In a report by Yale Climate Connections, they described the Trump administration as “the most anti-climate, anti-science, and anti-environment executive branch in U.S. history.” Moreover, Staff Writer Dana Nuccitelli stated that “numerous high-level Trump nominees” have “cut their teeth as lobbyists with major polluting industries.” Thus, due to the inherent bias within the administration against the environment, the process of the plethora of rollbacks that occurred expedited exponentially.

Looking at Trump’s rule reversals, a New York Times analysis found that the sectors most prominently affected were air pollution and emissions, drilling and extraction, infrastructure and planning, and animals. These four sectors accounted for over 70% of the total rollbacks, with other reversals impacting water pollution and toxic substances and safety sectors.

The prior Obama administration had made significant strides in environmental sustainability by implementing limits on carbon dioxide emissions from power plants, cars, trucks, protections on the U.S’s wetlands, and legal restrictions on harmful mercury emissions from power plants. Unfortunately, these measures have been significantly weakened by the Environmental Protection Agency (EPA), who has facilitated most of the rollbacks. In a statement, an EPA spokeswoman claimed that the agency was merely “delivering on President Trump’s commitment to return the agency to its core mission: Providing cleaner air, water, and land to the American people.”

However, this is simply not reality. Hana V. Vizcarra, a staff attorney at Harvard Law School’s Environmental and Energy Law Program, has been analyzing and following environmental rollbacks for Harvard since 2018. Her findings corroborate those of numerous environmental and legal groups who have found that the EPA limits its power as an environmental agency by removing legislation put in place by Obama’s administration. Taking a closer look at a couple of the rollbacks, these findings are found to be accurate and reveal that Trump’s rule reversals are simply not achieving any sort of mission of “providing cleaner air, water, and land.”

For example, former President Barack Obama established the Clean Power Plan in 2015 to serve as the primary policy to mitigate greenhouse gas emissions. The plan was written to reduce power-sector-based carbon dioxide emissions and regulate coal plants that did not implement carbon capture and storage technology. However, the Trump administration gutted the Clean Power Plan, and in its place, implemented the Affordable Clean Energy Rule. According to the EPA, this replacement policy only reduced greenhouse gas emissions by 1%, suggesting that the U.S. would not experience any ramifications without it.

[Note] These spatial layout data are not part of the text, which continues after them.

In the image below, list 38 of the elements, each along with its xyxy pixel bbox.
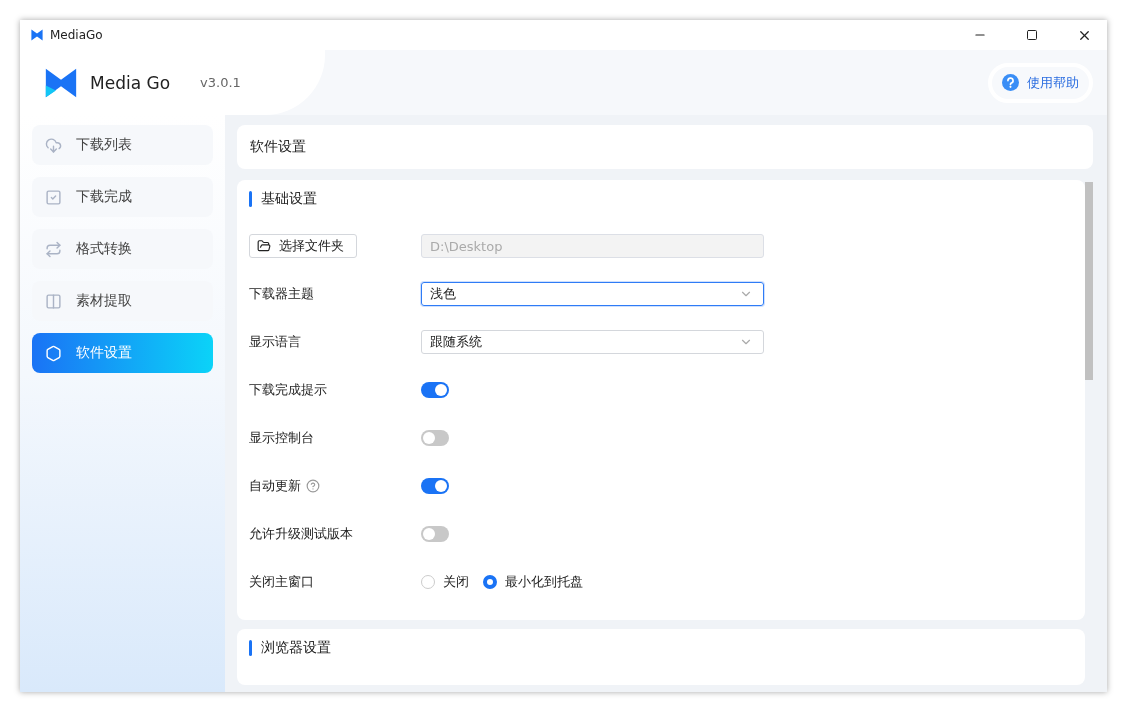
sidebar-item[interactable]: 下载完成 xyxy=(32,177,213,217)
section-title: 基础设置 xyxy=(261,190,317,208)
radio-option[interactable]: 最小化到托盘 xyxy=(483,573,583,591)
toggle-switch[interactable] xyxy=(421,382,449,398)
toggle-switch[interactable] xyxy=(421,478,449,494)
dropdown[interactable]: 浅色 xyxy=(421,282,764,306)
sidebar-icon xyxy=(45,136,62,154)
sidebar-icon xyxy=(45,188,62,206)
setting-label: 关闭主窗口 xyxy=(249,573,314,591)
folder-icon xyxy=(257,239,271,253)
toggle-switch[interactable] xyxy=(421,430,449,446)
toggle-switch[interactable] xyxy=(421,526,449,542)
page-title: 软件设置 xyxy=(237,125,1093,169)
help-button[interactable]: 使用帮助 xyxy=(988,62,1093,103)
setting-label: 下载完成提示 xyxy=(249,381,327,399)
app-logo-icon xyxy=(30,28,44,42)
scrollbar-thumb[interactable] xyxy=(1085,182,1093,380)
setting-label: 显示控制台 xyxy=(249,429,314,447)
sidebar-icon xyxy=(45,240,62,258)
radio-option[interactable]: 关闭 xyxy=(421,573,469,591)
radio-button[interactable] xyxy=(421,575,435,589)
window-title: MediaGo xyxy=(50,28,104,42)
section-title: 浏览器设置 xyxy=(261,639,331,657)
app-name: Media Go xyxy=(90,72,171,93)
radio-button[interactable] xyxy=(483,575,497,589)
setting-label: 显示语言 xyxy=(249,333,301,351)
sidebar-icon xyxy=(45,344,62,362)
app-logo-icon xyxy=(44,66,78,99)
setting-label: 允许升级测试版本 xyxy=(249,525,353,543)
setting-label: 下载器主题 xyxy=(249,285,314,303)
sidebar-icon xyxy=(45,292,62,310)
setting-label: 自动更新 xyxy=(249,477,301,495)
help-icon[interactable] xyxy=(306,479,320,493)
maximize-icon xyxy=(1026,29,1038,41)
version-label: v3.0.1 xyxy=(200,75,241,90)
sidebar-item[interactable]: 下载列表 xyxy=(32,125,213,165)
help-icon xyxy=(1002,74,1019,91)
dropdown[interactable]: 跟随系统 xyxy=(421,330,764,354)
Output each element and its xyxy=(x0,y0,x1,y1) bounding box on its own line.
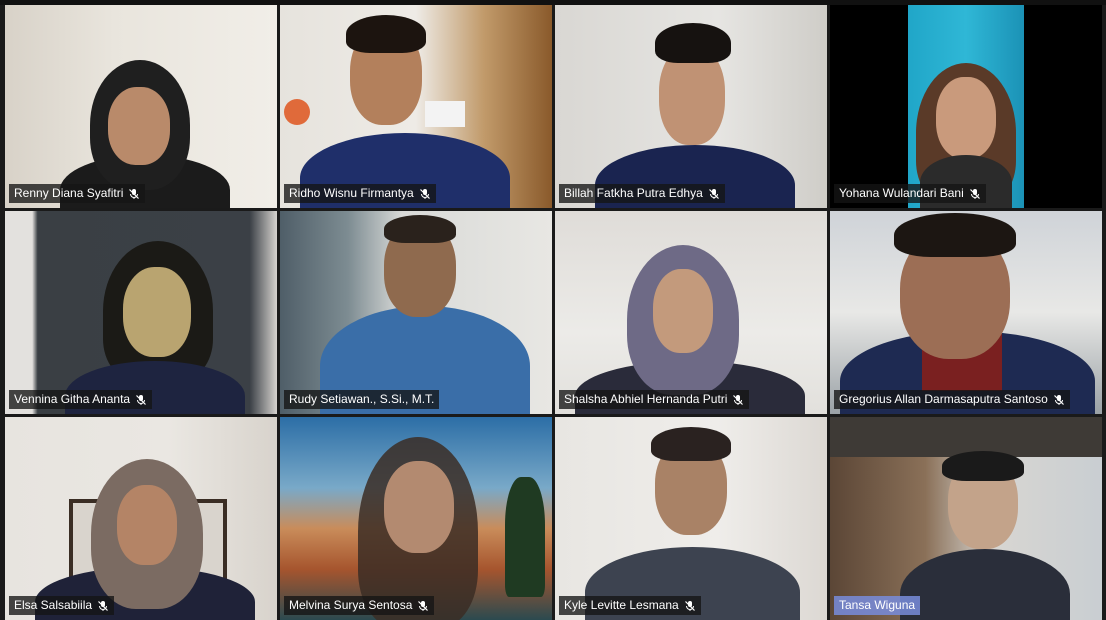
participant-hair xyxy=(655,23,731,63)
wall-notice xyxy=(425,101,465,127)
muted-mic-icon xyxy=(417,600,429,612)
participant-name: Ridho Wisnu Firmantya xyxy=(289,186,414,200)
muted-mic-icon xyxy=(969,188,981,200)
participant-hair xyxy=(346,15,426,53)
wall-clock-object xyxy=(284,99,310,125)
video-tile-yohana[interactable]: Yohana Wulandari Bani xyxy=(830,5,1102,208)
ceiling xyxy=(830,417,1102,457)
participant-name: Gregorius Allan Darmasaputra Santoso xyxy=(839,392,1048,406)
participant-headphones xyxy=(942,451,1024,481)
video-tile-shalsha[interactable]: Shalsha Abhiel Hernanda Putri xyxy=(555,211,827,414)
video-tile-tansa[interactable]: Tansa Wiguna xyxy=(830,417,1102,620)
muted-mic-icon xyxy=(135,394,147,406)
participant-face xyxy=(117,485,177,565)
participant-name-label: Elsa Salsabiila xyxy=(9,596,115,615)
muted-mic-icon xyxy=(684,600,696,612)
participant-face xyxy=(384,461,454,553)
muted-mic-icon xyxy=(732,394,744,406)
participant-name: Elsa Salsabiila xyxy=(14,598,93,612)
tree-shape xyxy=(505,477,545,597)
participant-name-label: Tansa Wiguna xyxy=(834,596,921,615)
participant-name-label: Vennina Githa Ananta xyxy=(9,390,153,409)
participant-face xyxy=(653,269,713,353)
video-tile-billah[interactable]: Billah Fatkha Putra Edhya xyxy=(555,5,827,208)
participant-hair xyxy=(894,213,1016,257)
participant-name-label: Melvina Surya Sentosa xyxy=(284,596,435,615)
participant-hair xyxy=(651,427,731,461)
participant-name-label: Shalsha Abhiel Hernanda Putri xyxy=(559,390,750,409)
video-tile-vennina[interactable]: Vennina Githa Ananta xyxy=(5,211,277,414)
muted-mic-icon xyxy=(128,188,140,200)
participant-name: Melvina Surya Sentosa xyxy=(289,598,413,612)
participant-name: Rudy Setiawan., S.Si., M.T. xyxy=(289,392,435,406)
participant-name: Renny Diana Syafitri xyxy=(14,186,124,200)
video-tile-gregorius[interactable]: Gregorius Allan Darmasaputra Santoso xyxy=(830,211,1102,414)
video-tile-ridho[interactable]: Ridho Wisnu Firmantya xyxy=(280,5,552,208)
participant-name: Shalsha Abhiel Hernanda Putri xyxy=(564,392,728,406)
participant-name-label: Kyle Levitte Lesmana xyxy=(559,596,701,615)
muted-mic-icon xyxy=(419,188,431,200)
participant-name-label: Billah Fatkha Putra Edhya xyxy=(559,184,725,203)
participant-face xyxy=(108,87,170,165)
participant-face xyxy=(936,77,996,159)
participant-name: Billah Fatkha Putra Edhya xyxy=(564,186,703,200)
video-tile-kyle[interactable]: Kyle Levitte Lesmana xyxy=(555,417,827,620)
participant-name: Tansa Wiguna xyxy=(839,598,916,612)
participant-name-label: Rudy Setiawan., S.Si., M.T. xyxy=(284,390,440,409)
participant-name: Vennina Githa Ananta xyxy=(14,392,131,406)
participant-name-label: Ridho Wisnu Firmantya xyxy=(284,184,436,203)
video-tile-elsa[interactable]: Elsa Salsabiila xyxy=(5,417,277,620)
muted-mic-icon xyxy=(97,600,109,612)
participant-name-label: Yohana Wulandari Bani xyxy=(834,184,986,203)
video-tile-renny[interactable]: Renny Diana Syafitri xyxy=(5,5,277,208)
participant-name: Kyle Levitte Lesmana xyxy=(564,598,679,612)
muted-mic-icon xyxy=(708,188,720,200)
participant-name-label: Renny Diana Syafitri xyxy=(9,184,146,203)
participant-face xyxy=(123,267,191,357)
participant-name-label: Gregorius Allan Darmasaputra Santoso xyxy=(834,390,1070,409)
gallery-grid: Renny Diana Syafitri Ridho Wisnu Firmant… xyxy=(5,5,1103,620)
participant-name: Yohana Wulandari Bani xyxy=(839,186,964,200)
muted-mic-icon xyxy=(1053,394,1065,406)
video-tile-rudy[interactable]: Rudy Setiawan., S.Si., M.T. xyxy=(280,211,552,414)
participant-hair xyxy=(384,215,456,243)
video-tile-melvina[interactable]: Melvina Surya Sentosa xyxy=(280,417,552,620)
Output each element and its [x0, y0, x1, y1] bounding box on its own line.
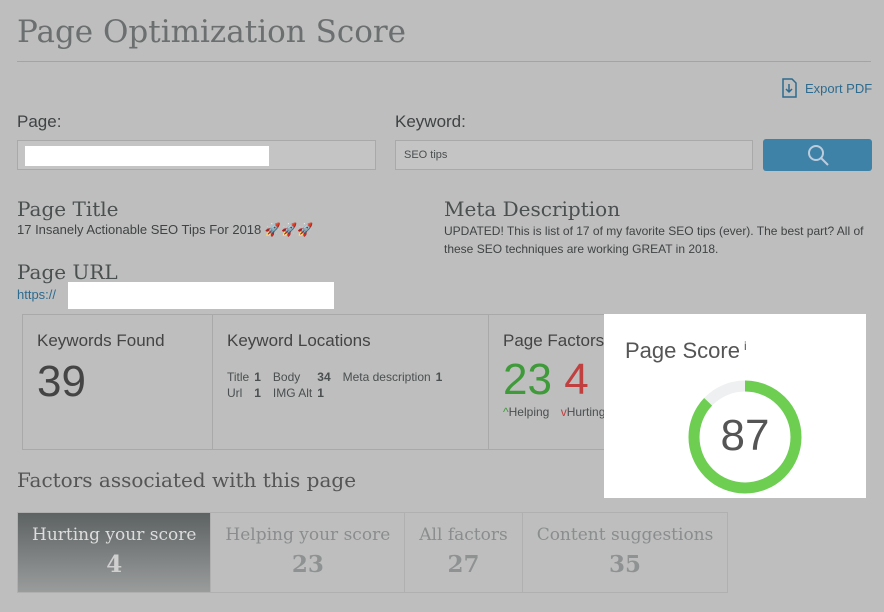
helping-label: Helping	[508, 405, 550, 419]
keywords-found-value: 39	[37, 357, 86, 406]
loc-value: 1	[317, 386, 324, 400]
loc-label: IMG Alt	[272, 386, 313, 400]
hurting-label: Hurting	[566, 405, 606, 419]
download-file-icon	[782, 78, 797, 98]
tab-label: Hurting your score	[32, 525, 197, 545]
search-button[interactable]	[763, 139, 872, 171]
loc-value: 1	[435, 370, 443, 384]
page-url-link[interactable]: https://	[17, 287, 56, 302]
page-title-value: 17 Insanely Actionable SEO Tips For 2018…	[17, 222, 314, 237]
tab-count: 27	[447, 551, 480, 578]
hurting-count: 4	[564, 355, 589, 404]
loc-value: 1	[254, 370, 261, 384]
tab-all-factors[interactable]: All factors 27	[405, 513, 523, 592]
helping-count: 23	[503, 355, 552, 404]
keyword-locations-cell: Keyword Locations Title 1 Body 34 Meta descr…	[213, 315, 489, 449]
keyword-label: Keyword:	[395, 112, 466, 131]
tab-content-suggestions[interactable]: Content suggestions 35	[523, 513, 728, 592]
section-title: Factors associated with this page	[17, 468, 357, 492]
keyword-locations-label: Keyword Locations	[227, 331, 371, 350]
tab-count: 35	[609, 551, 642, 578]
page-score-card: Page Score i 87	[604, 314, 866, 498]
keyword-input[interactable]: SEO tips	[395, 140, 753, 170]
info-icon[interactable]: i	[744, 339, 747, 353]
loc-label: Url	[227, 386, 243, 400]
tab-helping[interactable]: Helping your score 23	[211, 513, 406, 592]
page-input[interactable]	[17, 140, 376, 170]
tab-count: 4	[106, 551, 123, 578]
loc-label: Body	[272, 370, 301, 384]
loc-label: Title	[227, 370, 250, 384]
page-url-label: Page URL	[17, 260, 118, 284]
export-pdf-label: Export PDF	[805, 80, 873, 96]
page-score-value: 87	[720, 411, 770, 460]
tab-count: 23	[291, 551, 324, 578]
redacted-mask	[68, 282, 334, 309]
page-label: Page:	[17, 112, 62, 131]
factors-tabs: Hurting your score 4 Helping your score 23…	[17, 512, 729, 593]
page-factors-cell: Page Factors 23 4 ^Helping vHurting	[489, 315, 623, 449]
redacted-mask	[25, 146, 269, 166]
tab-label: All factors	[419, 525, 508, 545]
divider	[17, 61, 871, 62]
page-title-label: Page Title	[17, 197, 119, 221]
search-icon	[807, 145, 829, 166]
tab-label: Content suggestions	[536, 525, 714, 545]
page-factors-label: Page Factors	[503, 331, 605, 350]
export-pdf-link[interactable]: Export PDF	[781, 78, 872, 98]
page-title: Page Optimization Score	[17, 14, 407, 50]
tab-label: Helping your score	[225, 525, 391, 545]
tab-hurting[interactable]: Hurting your score 4	[18, 513, 212, 592]
loc-value: 34	[317, 370, 331, 384]
keyword-locations-table: Title 1 Body 34 Meta description 1 Url 1 IMG Al…	[227, 369, 454, 401]
meta-description-value: UPDATED! This is list of 17 of my favori…	[444, 224, 864, 256]
meta-description-label: Meta Description	[444, 197, 621, 221]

The regulatory rollbacks also extend to foster fossil fuel production. President Trump had promised to revive the U.S. coal industry, one of the most harmful fossil fuel industries, in his original campaign. As president, Trump eliminated legislation regulating poisonous mercury emissions, water-polluting coal ash, arsenic, and other toxins. According to a Brookings Institution report, “President Trump has lifted bans on oils and gas exploration in the Arctic National Wildlife Refuge and parts of the National Petroleum Reserve in Alaska, in coastal waters around the United States, and areas formerly protected as National Monuments in Utah.” The fact is that oil exploration bolsters risks to the sensitive Arctic ecosystem by increasing damages to fisheries, tourism, and other sustainable economic activities.

With the implications of the climate crisis becoming more and more severe by the day, Trump’s rollbacks have destroyed the United States’ ability to actively reduce harmful emissions and mitigate climate change.